10 Cheap Summer Vacations for Students
Traveling as a student is both pain and gain. Between student loans and not working full time, students generally need to pinch every penny and live on seriously small budgets, especially while on the road. But travel expands intellectual horizons and teaches lessons that can't be learned from books. These 10 travel destinations -- all culturally diverse communities with rich creative environments -- offer students free and inexpensive activities that should appeal across disciplines and interests.
The nation's capital is one of the best destinations for students of all ages. With numerous colleges and universities in and around the District, there is a vibrant and diverse nightlife and a bounty of student culture. Many of the museums, including the National Gallery of Art and those that are part of the Smithsonian Institution, offer days' worth of free exploration. The city also features a bike-sharing program for easy and inexpensive transportation and a free concert series in the summer.
If you're looking for a Caribbean vibe, San Juan is a good and inexpensive option. Roundtrip airfare from the East Coast starts at about $350, and accommodations are as low as $22 a night. The Yunque National Rain Forest offers hours of escape into nature at no charge when explored on your own (don't fall for the expensive tour options). Some of the best and cheapest food to be had is available from street and beachfront vendors.
Wilmington combines the best of beach life and a burgeoning creative downtown scene. The universities in the area give it a college-town feel, even when school is out. There are free concerts on the weekend and access to the beach and boardwalks also is gratis. Accommodations within walking distance to the beach are as low as $35 a night, including Internet, cable, and pool access; discounts for large groups are available at some hotels.
San Miguel De Allende should be for a go-to destination for any art student thanks to a thriving art colony and several art schools, many with international exchange programs. Roundtrip flights from the East Coast cost about $350 as little as two weeks in advance. An ample meal with beverage averages about $10 and lodging goes for about $60 a night for double occupancy. The dollar-to-peso ratio of 1 to 15 offers Americans a grand opportunity for a cheap visit south of the border.
Vacationers eager for a mountain getaway will find few places whose beauty compares with the Adirondack Mountains in upstate New York. The Lake Placid region offers remoteness in a natural setting with modern-day comforts and conveniences. There are a multitude of options for hiking and camping; a weeklong stay in a campsite for four people averages just $11 a day.
Enjoy the ancient architectural glories and brush up on Latin American history at Macchu Picchu, a UNESCO World Heritage site. Take advantage of any student discount airfare, even if that means making stops along the way or being flexible with travel dates; getting to the site is by far the most expensive part of the trip, with roundtrip airfare running starting at about $600 plus another $40 for a three-hour rail ride. Entrance to the site and the museum is discounted to $24 for students (compared with $84 otherwise). Nearby lodging starts at $41 a night for double occupancy.
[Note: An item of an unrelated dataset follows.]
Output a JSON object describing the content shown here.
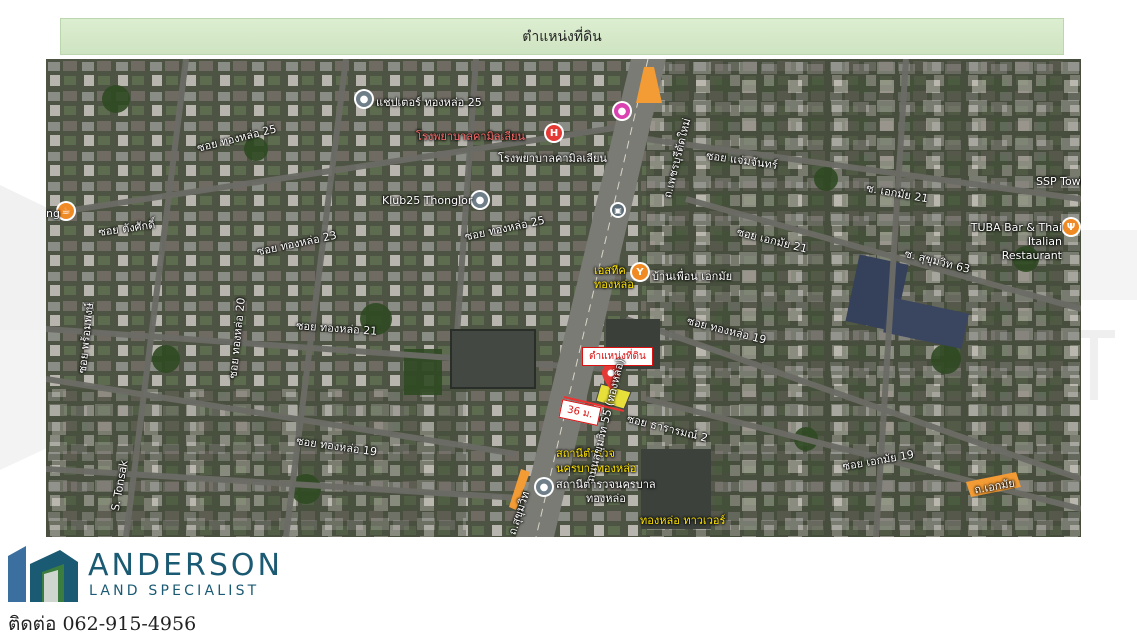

With living costs 11 percent below the national average, according to Kiplinger, this city is a bargain for student travelers. Many attractions are free, including The Alamo, the Japanese Tea Garden, the River Walk, and museums on certain days of the week. Lodging is inexpensive -- as low as $55 a night for double occupancy.
Buenos Aires is a showcase for European influence and style within a Latin American context. Visitors can trek to some of the finest wine regions in the world as well as beautiful natural parks, including Iguazu Falls near the border with Brazil. In town, wander through art museums and gawk at world-renowned street graffiti. Roundtrip flights start at just over $600; booking on airlines that offer student discounts, such as Lufthansa's GenerationFly and Southwest's AirTran U, can lower the cost. Accommodations can be found for less than $35 a night for double occupancy.
Students who love country music, barbeque, and saving money should put Nashvile at the top of their destination list. The epicenter of the country music scene, Nashville is full of cafes and venues where you can catch rising stars for a small cover charge or food/drink minimum; The Blue Bird Cafe is a local favorite. Groove to more music with free lawn parties and the Live on the Green music festival. There's no charge at many museums, including the Agricultural Museum, State Museum, and The Hermitage, the home of Andrew Jackson; tours of the Dickel Whiskey Distillery are also free. Hotels start at $30 a night.
A dangerously fun city for college students, New Orleans is known for strong drinks, all-night bars, first-class music, and deliciously cheap food. The sculpture garden at the New Orleans Museum of Art is free on Wednesdays, and the parades and outdoor concerts are free all the time. A stroll along Bourbon Street is no-cost entertainment, with a side of history and cultural diversity. A drink at a bar runs about $4 during happy hour, and an overflowing bowl of rich gumbo costs about the same. Lodging at hotels near the city center starts at about $43 a night for double occupancy.